Allett, J. (1981) New liberalism: the political economy of J.A. Hobson, Toronto: Toronto
University Press.
–––– (1990) ‘The conservative aspect of Hobson’s new liberalism’, in M. Freeden (ed.)
Reappraising J.A. Hobson: humanism and welfare, London: Unwin Hyman, pp. 74–99.
Bergson, H. (1998, originally 1911) Creative evolution (trans. Arthur Mitchell), New York:
Dover Publications.
Berki, R.N. (1981) On political realism, London: Dent.

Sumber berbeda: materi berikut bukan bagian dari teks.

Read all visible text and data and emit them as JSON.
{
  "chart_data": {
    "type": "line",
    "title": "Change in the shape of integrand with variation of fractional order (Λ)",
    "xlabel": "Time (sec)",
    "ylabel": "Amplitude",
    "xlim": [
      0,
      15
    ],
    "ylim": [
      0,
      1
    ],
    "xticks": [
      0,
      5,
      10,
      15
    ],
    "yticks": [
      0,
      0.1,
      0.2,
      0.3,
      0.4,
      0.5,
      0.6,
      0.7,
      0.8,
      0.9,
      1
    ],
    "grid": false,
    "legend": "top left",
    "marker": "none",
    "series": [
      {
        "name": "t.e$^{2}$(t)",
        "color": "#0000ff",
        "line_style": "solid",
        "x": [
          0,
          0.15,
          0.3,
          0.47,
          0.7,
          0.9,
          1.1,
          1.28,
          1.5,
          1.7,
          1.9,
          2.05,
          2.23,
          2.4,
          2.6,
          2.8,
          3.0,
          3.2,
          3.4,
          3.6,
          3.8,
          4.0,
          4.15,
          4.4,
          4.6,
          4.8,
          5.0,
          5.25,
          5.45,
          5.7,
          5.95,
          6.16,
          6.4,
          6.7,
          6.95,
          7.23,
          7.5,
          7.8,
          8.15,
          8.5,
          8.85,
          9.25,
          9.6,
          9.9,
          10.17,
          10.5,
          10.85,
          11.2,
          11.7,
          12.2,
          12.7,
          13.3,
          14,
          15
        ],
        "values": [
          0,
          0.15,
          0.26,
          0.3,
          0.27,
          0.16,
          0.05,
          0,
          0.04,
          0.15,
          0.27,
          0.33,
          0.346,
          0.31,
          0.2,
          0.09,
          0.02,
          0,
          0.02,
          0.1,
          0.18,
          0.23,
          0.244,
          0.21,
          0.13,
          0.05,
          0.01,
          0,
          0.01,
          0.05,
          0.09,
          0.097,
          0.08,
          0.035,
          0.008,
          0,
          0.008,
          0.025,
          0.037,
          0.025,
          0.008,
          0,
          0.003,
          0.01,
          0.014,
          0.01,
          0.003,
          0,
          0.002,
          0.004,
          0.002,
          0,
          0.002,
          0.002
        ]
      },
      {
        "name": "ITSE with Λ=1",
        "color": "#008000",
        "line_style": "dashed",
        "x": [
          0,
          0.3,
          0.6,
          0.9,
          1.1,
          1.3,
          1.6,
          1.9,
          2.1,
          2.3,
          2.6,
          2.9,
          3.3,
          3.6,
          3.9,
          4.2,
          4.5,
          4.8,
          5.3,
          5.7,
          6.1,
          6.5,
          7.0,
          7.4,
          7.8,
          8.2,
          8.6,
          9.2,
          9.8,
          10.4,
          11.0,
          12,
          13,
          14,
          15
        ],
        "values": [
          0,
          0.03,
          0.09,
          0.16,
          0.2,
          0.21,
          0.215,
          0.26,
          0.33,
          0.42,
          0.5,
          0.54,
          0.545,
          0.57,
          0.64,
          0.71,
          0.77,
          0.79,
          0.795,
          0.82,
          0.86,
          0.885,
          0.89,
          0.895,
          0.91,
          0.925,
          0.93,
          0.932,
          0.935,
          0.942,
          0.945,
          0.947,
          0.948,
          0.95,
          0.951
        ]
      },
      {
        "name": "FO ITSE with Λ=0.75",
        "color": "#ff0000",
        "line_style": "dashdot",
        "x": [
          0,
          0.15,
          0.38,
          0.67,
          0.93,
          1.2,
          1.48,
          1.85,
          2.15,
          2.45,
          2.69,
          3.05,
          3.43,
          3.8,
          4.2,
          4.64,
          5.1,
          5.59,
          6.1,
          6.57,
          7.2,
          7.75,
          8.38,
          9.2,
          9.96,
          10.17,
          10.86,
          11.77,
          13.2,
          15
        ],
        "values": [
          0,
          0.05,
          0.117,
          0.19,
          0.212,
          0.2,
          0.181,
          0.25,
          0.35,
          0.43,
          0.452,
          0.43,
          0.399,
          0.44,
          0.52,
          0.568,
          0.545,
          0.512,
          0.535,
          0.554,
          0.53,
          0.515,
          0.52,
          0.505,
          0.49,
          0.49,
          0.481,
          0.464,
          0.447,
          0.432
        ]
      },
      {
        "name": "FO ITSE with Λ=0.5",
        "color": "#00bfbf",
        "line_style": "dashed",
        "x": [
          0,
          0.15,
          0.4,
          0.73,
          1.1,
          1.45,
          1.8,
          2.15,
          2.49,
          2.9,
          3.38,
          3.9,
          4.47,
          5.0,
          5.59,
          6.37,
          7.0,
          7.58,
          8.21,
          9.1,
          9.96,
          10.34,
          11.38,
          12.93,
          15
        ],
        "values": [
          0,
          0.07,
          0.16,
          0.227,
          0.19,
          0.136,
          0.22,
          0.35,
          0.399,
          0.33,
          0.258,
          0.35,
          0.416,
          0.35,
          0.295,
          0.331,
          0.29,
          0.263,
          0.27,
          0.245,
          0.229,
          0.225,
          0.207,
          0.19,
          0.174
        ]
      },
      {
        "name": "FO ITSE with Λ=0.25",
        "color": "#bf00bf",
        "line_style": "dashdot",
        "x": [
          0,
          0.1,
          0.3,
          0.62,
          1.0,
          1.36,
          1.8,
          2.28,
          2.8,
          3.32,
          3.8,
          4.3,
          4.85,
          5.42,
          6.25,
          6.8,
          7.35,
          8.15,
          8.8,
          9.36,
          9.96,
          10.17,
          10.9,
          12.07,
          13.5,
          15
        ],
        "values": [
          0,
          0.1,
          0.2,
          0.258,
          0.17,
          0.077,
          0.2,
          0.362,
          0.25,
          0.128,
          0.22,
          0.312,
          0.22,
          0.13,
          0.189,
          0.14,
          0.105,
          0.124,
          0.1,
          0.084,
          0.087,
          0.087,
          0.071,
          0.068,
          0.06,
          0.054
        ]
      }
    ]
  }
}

Bunge, M. (1977) ‘Emergence and the mind: commentary’, Neuroscience 2: 501–509.
Cilliers, P. (1998) Complexity and postmodernism: understanding complex systems, London:
Routledge.
Dewey, J. (1929) Experience and nature, New York: Dover Publications.
Eve, R.A., Horsfall, S. and Lee, M.E. (1997) Chaos, complexity and sociology: myths, models
and theories, Thousand Oaks, CA: Sage Publications.
Foucault, M. (1980) ‘The confession of the flesh’, in C. Gordon (ed.) Power/knowledge: selected
interviews and other writings, 1972–1977, New York: Pantheon, pp. 194–228.
Haken, H. (1977) Synergetics – an introduction, Springer Series of Synergetics, 1, Berlin:
Springer.
–––– (1990) ‘Synergetics as a tool for the conceptualization and mathematization of cognition
and behaviour – how far can we go?’, in H. Haken and M. Stadler (eds) Synergetics of
cognition, Berlin: Springer, pp. 2–31.
Hobson, J.A. (1996, reprint of the 1902 edition) The social problem (Introduction by James
Meadowcroft), Bristol: Thoemmes Press.
Kauffman, S.A. (1993) The origins of order: self-organisation and selection in evolution, New
York: Oxford University Press.
–––– (1995) At home in the universe; the search for laws of complexity, London: Viking Press.

16
Keynes, J.M. (1937) ‘The general theory of employment’, Quarterly Journal of Economics 51(2)
February.
–––– (1953, originally 1936) The general theory of employment, interest and money, San Diego,
CA: Harcourt, Brace Javanovich Publishers.
Long, D. (1996) Towards a new liberal internationalism: the international theory of J.A.
Hobson, Cambridge: Cambridge University Press.
Mackenzie, J.S. (2006, originally 1890) An introduction to social philosophy, New York: Elibron
Classics.
O’Driscoll, G.P. and Rizzo, M.J. (1985) The economics of time and ignorance, Oxford: Basil
Blackwell.
Pomian, K. (ed.) (1990) La querelle du determinisme. Philosophie de la science aujourd’hui,
Paris: Gallimard/ Le Debat.
Prigogine, I. (1980) From being to becoming, San Francisco, CA: W.H. Freeman & Company.
–––– (1994) Time, chaos and the laws of chaos, Moscow: Ed. Progress.
–––– (1997) The end of certainty: time, chaos and the new laws of nature, New York: The Free
Press.
–––– (2003) Is future given?, River Edge, NJ: World Scientific.
–––– and Nicolis, G. (1989) Exploring complexity, New York: W.H. Freeman.
–––– and Stengers, I. (1984) Order out of chaos, New York: Bantam.